12/18/2005

Winter Looms, Teddy Bears Sleep


During daylight blizzards it looks like our old schoolhouse is zooming through space, and this is miraculous rather than disheartening because the winter is just fresh. I like standing on the balcony to hear the way the snow eats the echoes and makes the world seem soundless and fake.

I have a new coat, which is green instead of blue or brown. I'm coping.

Popsicle and I build a fort. We disassemble the chesterfield and pin up blankets. She noodles the engineering problems seriously, furrowing her toddler brow and pacing. "Maybe this pillow is a door, Papa."

We sit inside for a while. I read a tremendously bad science-fiction novel by the glow of a lava lamp while she tucks in her teddy bears for a nap and tells each of them a story. The stories are morally instructive, judging by her tone.

I've torn my pants crawling in and out of the fort. I am wearing long-underwear underneath, and it is red. Popsicle says I look like Red Guy, her imaginary friend based on the DVD packaging of Spider-Man. She says this with a certain amount of awe, and I am humbled.

I am supposed to be working but who could work? I'll make up the hours later. I cannot face animating the injection of farmed bovine collagen into the human papillary dermis for cosmetic purposes when I've got a daughter in the throes of love-of-fort to turn to.

My wife and my unborn son are out there in the blizzard, fighting their way home through herds of panicked traffic animals chortling along the furrowed roads, palimpsests of pioneering trajectories across the flowing slush.

The sun fades. Popsicle wants to know where it has gone, and we talk again about the Earth as a turning ball. She strains to understand, her forehead twitching in a worried buckle above her eyes. She spins the globe on my desk and names the countries she knows: Canada, China, Germany...

My step-father calls. He's stuck in traffic. He wants to make sure my wife got home okay.

The wind roars and the steeple groans, the bell swaying and knocking against the rails sullenly. This schoolhouse has stood a hundred years, I remind myself. The world outside is visible only as fluid whorls punching at the lightbeams cast by the General Store and the church across the street.

I take solace in the fact that the purple Nissan has new snow tires. (Also: Littlestar is a driving ninja.)

My mother calls. My wife isn't home yet? She wants regular reports.

I crawl back inside the fort, tearing my pants further. The lava lamp is off. Popsicle advises me to be quiet, because the teddy bears are still asleep. "What do you want to do?" I whisper.
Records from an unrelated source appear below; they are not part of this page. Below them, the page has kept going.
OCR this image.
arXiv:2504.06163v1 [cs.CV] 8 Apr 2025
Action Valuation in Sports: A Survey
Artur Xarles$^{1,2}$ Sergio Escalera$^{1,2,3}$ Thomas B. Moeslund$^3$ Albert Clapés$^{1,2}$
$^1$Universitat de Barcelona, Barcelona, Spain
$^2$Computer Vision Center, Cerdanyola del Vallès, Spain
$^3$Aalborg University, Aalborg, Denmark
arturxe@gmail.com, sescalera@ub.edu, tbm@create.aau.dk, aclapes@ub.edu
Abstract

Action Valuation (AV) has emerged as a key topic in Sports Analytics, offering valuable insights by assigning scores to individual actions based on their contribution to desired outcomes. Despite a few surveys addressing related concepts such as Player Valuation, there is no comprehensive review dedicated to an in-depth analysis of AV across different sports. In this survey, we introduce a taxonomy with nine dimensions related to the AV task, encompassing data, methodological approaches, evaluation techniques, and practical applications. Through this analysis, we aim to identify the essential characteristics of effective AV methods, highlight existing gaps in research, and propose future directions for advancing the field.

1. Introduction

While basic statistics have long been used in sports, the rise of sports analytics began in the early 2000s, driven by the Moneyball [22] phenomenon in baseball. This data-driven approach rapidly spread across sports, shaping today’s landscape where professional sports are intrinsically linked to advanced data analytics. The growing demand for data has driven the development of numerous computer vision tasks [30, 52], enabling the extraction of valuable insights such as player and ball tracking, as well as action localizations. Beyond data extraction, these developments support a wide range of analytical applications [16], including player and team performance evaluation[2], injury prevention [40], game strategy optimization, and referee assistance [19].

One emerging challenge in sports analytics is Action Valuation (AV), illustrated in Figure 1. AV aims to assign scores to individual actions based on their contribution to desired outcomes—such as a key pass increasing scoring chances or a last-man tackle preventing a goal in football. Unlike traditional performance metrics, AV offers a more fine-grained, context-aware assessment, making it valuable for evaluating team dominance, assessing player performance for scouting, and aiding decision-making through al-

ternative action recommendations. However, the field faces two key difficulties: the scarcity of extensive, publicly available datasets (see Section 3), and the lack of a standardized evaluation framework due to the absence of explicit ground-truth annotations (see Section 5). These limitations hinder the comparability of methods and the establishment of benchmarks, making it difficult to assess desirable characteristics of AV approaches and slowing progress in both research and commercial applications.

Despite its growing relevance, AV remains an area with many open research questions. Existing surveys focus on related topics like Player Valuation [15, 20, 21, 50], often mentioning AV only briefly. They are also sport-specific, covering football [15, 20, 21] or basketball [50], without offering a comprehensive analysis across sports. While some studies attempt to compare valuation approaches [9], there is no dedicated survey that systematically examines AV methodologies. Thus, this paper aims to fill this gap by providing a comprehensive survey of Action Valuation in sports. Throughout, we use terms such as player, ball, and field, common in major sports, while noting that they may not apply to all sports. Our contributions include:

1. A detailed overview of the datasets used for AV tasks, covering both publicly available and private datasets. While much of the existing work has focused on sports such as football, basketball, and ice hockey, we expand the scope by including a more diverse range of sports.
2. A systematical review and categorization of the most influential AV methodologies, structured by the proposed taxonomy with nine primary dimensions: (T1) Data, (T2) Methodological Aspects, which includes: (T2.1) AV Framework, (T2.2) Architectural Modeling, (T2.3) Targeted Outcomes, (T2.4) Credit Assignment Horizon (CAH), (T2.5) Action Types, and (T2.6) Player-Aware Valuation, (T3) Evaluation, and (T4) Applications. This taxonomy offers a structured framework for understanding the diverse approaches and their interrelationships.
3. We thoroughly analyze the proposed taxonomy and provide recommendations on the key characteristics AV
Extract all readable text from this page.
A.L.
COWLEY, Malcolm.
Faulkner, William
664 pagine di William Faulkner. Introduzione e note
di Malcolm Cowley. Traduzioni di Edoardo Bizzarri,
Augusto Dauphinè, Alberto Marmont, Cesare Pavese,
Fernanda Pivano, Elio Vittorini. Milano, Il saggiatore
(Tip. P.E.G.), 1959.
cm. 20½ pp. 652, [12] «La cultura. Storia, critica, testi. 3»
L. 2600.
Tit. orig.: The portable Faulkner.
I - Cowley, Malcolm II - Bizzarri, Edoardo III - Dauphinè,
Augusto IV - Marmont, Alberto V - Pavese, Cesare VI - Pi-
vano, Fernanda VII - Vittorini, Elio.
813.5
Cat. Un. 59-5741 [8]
"Just lie in here wis you," she says. She rests her head on my thigh and tucks herself in with an edge of the teddy bears' blanket. "You stay here wis me now, Papa?" she asks.

"Yes."

She closes her eyes. (She has no cares.)

My wife and her uterine cargo return to us intact, the purple Nissan roaring like a biplane ahead of twin crows tails of sleet, a single headlamp opening a fuzzy cone of falling stars ahead. Nobody I love is dead.

I wish my coat weren't green, but other than that I'm good.

3 comments:

Anonymous said...

You know, I've had farmed bovine collagen injected into my papillary dermis for cosmetic purposes. They had to peel me off the ceiling it hurt so bad. If you want the animation to be realistic, include lots of screaming.

Sith Snoopy said...

I don't even want to know... yuck!

Keep that farmed bovine collagen far away from me! :P

Anonymous said...

I had to google a bit, winding up with "collagen injections" leading me to a page describing what i think you are advertising...

well, it's better than squirting biotoxins to kill the muscular growths that cause the problem, but collagen merely treats the symptom while the aforementioned treats the problem. still, though, it's an entirely western ideal and fairly silly if you ask me. then again, i am a male under 20 in the midwest US. i don't think my opinion on such matters is entirely valid.